Tuesday 26 June 2012

An ugly truth

"There is no fate but what we make for ourselves.  I wish I could believe that"
John Connor - Opening of Terminator 3.

It's a popular philosophy - captain of our own souls, our own destiny. It's popped in Western culture numerous times, probably even pre-dating the Greeks, been given political and economic currency since the Enlightenment of the 17th century, and is toyed with in some measure by anyone, I guess, who 'defines' themselves, at least in measure, on line,
but there's a flip side to this 'bright side' attitude to ourselves and life, a murdering sub-strata of 'monsters from the id' which are just as sinister as any Morlock and as incarcerating as the Arkum Asylum - it is these which are the sirens of times.


The problem, of course, is they are so cloaked in a 'shroud of decency', that their forms are barely made known in public, and so, faceless and hidden, they escape scrutiny, and the hollow dream of self-determinism continues to the ashes of the grave.


Intellectuals, the likes of Richard Dawkins and Melvin Bragg, can glibly and publicly espouse the virtues of the cardinal philosophies of this nightmare without blinking, because the truth is almost too shocking and certainly too painful to bear - the underlying errors regarding the nature of the human condition within game theory, the mammoth policies of economic, social, political, health and even spiritual change since the 1970's that have been constructed on those same errors, beginning in American culture and being implemented, often by force, across the globe, bringing us to the present state of affairs, where the collapse is real, but the reasons for it are still not understood.
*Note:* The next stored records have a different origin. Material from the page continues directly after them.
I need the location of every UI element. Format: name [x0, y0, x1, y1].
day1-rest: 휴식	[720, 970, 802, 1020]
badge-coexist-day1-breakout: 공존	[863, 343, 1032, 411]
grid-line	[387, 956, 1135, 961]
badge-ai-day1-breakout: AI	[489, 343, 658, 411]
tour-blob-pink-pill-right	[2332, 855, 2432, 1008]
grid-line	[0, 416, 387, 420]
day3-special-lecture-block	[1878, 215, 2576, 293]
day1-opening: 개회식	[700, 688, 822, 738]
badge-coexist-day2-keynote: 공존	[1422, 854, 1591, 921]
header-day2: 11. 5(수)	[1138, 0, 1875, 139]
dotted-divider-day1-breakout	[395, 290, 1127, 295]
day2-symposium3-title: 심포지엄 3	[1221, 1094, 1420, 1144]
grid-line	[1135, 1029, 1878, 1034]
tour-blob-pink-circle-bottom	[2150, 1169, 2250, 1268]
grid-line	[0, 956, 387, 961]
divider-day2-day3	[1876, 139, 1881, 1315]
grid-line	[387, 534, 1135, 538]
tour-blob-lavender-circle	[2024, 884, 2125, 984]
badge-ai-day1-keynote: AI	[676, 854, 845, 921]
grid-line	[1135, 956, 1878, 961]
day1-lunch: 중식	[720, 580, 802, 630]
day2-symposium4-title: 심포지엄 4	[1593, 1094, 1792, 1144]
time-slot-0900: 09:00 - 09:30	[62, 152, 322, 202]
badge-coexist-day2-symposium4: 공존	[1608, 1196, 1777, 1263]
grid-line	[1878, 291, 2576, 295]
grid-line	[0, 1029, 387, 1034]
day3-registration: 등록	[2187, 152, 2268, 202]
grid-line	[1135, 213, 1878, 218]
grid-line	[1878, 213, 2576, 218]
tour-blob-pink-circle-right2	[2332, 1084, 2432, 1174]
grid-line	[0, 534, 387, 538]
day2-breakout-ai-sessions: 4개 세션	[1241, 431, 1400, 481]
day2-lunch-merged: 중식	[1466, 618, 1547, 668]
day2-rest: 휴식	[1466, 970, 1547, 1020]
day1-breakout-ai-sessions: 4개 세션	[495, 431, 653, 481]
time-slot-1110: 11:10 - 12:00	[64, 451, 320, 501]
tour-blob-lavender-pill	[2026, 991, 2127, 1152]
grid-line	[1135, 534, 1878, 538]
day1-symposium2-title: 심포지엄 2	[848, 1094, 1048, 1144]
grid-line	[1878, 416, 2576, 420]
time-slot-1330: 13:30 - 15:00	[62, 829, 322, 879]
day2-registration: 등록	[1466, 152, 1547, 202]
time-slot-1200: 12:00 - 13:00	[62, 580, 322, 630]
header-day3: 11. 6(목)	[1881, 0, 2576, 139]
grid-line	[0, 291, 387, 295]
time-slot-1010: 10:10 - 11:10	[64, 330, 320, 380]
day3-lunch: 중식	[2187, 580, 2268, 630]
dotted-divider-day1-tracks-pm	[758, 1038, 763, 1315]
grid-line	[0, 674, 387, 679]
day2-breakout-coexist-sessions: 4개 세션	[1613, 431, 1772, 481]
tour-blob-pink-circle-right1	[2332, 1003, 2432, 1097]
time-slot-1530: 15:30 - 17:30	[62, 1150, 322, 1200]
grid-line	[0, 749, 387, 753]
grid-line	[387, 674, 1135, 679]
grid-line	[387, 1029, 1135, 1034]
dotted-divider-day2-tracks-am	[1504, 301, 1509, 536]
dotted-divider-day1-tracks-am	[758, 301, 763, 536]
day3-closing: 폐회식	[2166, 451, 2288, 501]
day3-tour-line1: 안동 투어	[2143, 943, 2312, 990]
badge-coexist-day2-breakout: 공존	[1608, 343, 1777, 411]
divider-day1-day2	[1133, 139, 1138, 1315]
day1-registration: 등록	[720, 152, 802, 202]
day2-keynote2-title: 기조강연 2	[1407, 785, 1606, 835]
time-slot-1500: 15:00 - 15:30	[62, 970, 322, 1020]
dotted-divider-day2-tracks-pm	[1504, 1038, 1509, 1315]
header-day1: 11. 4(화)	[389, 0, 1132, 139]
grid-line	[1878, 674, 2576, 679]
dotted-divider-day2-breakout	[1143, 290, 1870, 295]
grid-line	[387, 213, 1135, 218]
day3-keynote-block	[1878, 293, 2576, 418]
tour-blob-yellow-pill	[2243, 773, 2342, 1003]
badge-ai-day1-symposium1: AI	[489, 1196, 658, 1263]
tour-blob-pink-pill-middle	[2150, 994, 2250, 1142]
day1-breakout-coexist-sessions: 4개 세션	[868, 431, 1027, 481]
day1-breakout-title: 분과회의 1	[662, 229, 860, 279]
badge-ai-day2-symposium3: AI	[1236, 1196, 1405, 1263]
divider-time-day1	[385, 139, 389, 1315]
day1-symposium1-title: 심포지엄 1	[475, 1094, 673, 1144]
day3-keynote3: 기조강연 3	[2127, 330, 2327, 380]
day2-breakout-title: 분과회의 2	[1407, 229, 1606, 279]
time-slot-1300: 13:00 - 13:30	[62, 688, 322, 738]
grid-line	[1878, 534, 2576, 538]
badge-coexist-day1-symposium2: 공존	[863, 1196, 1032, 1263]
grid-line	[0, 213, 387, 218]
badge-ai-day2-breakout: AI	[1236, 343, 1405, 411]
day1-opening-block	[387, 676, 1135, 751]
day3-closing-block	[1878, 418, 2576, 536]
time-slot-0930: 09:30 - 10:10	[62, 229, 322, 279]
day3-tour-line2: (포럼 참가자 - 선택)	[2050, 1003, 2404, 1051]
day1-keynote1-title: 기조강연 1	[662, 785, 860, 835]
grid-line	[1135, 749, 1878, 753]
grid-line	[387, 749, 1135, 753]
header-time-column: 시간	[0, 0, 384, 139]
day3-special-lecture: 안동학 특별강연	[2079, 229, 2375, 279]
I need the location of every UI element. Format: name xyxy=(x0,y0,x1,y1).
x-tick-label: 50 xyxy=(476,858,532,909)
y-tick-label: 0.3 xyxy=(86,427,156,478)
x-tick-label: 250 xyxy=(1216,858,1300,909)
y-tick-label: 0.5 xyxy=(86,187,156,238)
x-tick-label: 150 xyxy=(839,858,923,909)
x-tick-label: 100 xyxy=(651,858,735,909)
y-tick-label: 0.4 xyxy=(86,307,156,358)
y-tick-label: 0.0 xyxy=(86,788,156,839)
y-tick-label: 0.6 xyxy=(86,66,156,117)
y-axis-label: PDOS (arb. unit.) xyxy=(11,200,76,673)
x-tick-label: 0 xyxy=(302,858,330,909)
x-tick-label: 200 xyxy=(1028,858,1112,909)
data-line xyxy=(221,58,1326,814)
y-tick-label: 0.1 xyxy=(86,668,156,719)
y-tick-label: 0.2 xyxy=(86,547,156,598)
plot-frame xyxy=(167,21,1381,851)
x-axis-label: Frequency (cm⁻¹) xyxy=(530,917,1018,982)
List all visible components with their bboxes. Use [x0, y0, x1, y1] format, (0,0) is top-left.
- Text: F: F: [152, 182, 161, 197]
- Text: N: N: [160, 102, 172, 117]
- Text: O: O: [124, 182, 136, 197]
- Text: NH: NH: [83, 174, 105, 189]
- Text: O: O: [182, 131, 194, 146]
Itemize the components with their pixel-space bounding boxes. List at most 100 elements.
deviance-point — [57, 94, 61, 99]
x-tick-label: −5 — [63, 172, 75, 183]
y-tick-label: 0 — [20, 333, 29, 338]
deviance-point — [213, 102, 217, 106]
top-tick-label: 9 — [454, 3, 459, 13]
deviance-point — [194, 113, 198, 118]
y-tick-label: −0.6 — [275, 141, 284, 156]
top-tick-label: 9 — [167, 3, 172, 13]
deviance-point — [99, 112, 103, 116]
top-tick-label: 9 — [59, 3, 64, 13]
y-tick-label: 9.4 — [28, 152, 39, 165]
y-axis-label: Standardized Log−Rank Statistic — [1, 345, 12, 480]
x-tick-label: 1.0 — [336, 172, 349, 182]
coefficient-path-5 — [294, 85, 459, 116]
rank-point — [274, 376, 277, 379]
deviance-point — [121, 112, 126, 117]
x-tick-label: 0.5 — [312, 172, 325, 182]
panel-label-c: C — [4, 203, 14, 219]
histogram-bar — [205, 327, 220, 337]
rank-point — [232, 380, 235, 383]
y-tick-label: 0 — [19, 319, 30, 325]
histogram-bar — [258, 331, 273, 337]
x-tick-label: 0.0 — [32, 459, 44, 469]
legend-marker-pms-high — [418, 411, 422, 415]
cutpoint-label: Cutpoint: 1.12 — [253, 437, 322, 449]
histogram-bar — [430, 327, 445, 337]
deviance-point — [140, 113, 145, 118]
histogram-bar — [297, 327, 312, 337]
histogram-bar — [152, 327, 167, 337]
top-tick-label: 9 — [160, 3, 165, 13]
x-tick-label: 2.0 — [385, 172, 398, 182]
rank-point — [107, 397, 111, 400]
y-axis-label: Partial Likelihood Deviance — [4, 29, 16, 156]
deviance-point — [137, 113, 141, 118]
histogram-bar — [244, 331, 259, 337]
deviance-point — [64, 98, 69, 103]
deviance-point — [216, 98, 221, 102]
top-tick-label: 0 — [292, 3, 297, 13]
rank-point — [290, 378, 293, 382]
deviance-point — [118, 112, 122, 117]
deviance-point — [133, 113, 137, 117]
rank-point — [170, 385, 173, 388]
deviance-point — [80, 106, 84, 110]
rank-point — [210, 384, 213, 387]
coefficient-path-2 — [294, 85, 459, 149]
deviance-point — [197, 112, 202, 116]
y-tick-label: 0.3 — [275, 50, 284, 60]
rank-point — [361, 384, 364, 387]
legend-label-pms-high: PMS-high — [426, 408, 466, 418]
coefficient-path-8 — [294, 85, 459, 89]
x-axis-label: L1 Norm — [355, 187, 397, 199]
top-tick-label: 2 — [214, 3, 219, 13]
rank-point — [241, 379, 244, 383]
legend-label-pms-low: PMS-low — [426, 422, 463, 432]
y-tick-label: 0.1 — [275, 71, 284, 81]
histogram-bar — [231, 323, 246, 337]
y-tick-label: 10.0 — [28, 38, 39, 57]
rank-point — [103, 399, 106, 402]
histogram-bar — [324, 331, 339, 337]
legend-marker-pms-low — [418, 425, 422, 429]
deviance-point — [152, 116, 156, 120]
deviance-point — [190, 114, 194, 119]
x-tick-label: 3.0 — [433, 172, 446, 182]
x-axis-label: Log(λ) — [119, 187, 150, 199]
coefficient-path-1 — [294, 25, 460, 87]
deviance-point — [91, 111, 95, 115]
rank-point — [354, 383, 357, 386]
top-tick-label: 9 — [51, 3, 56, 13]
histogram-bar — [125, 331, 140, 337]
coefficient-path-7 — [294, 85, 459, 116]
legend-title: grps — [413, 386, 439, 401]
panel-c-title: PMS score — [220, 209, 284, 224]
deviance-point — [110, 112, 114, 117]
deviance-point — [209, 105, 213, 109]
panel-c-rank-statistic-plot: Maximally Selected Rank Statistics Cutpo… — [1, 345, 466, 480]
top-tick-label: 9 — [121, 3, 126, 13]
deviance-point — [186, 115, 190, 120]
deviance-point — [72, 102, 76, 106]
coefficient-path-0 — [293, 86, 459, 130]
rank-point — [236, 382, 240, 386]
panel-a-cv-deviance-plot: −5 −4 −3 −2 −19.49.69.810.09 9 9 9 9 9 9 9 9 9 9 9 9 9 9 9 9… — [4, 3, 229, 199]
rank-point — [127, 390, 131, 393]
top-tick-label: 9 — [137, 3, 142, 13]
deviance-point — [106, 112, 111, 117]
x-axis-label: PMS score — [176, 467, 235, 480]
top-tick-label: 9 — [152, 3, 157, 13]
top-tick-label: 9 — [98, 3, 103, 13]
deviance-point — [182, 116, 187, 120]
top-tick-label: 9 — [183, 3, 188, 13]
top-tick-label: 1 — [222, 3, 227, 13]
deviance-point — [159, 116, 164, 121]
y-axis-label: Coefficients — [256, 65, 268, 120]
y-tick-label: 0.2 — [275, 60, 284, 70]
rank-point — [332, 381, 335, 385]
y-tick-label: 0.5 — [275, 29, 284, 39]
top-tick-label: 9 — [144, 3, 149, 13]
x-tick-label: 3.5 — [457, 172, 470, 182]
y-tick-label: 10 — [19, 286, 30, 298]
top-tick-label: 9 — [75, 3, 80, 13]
It's a broken, cannibalistic philosophy, it's ultimate victim being the self, which becomes the property of others beneath an illusion of virtual freedom via the means of cyberspace - control through apparent self- expression, where individualism becomes a means of un-purchased but free entrainment to all.


Oliver Stone's striking movie, Nixon, began with a statement which causes us to consider such greed - 'What does it profit a man if he gain the whole world, but looses his own soul'. Stone's 1987 movie, Wall Street, clearly defines the soul-less 'bubble' that our culture has inhabited for some time. Those words of Jesus stand before our present society and show us its blindness and pain. We must put aside the folly of our self-determinism, and once again seek the one who brings meaning and significance beyond the vanity of our broken age.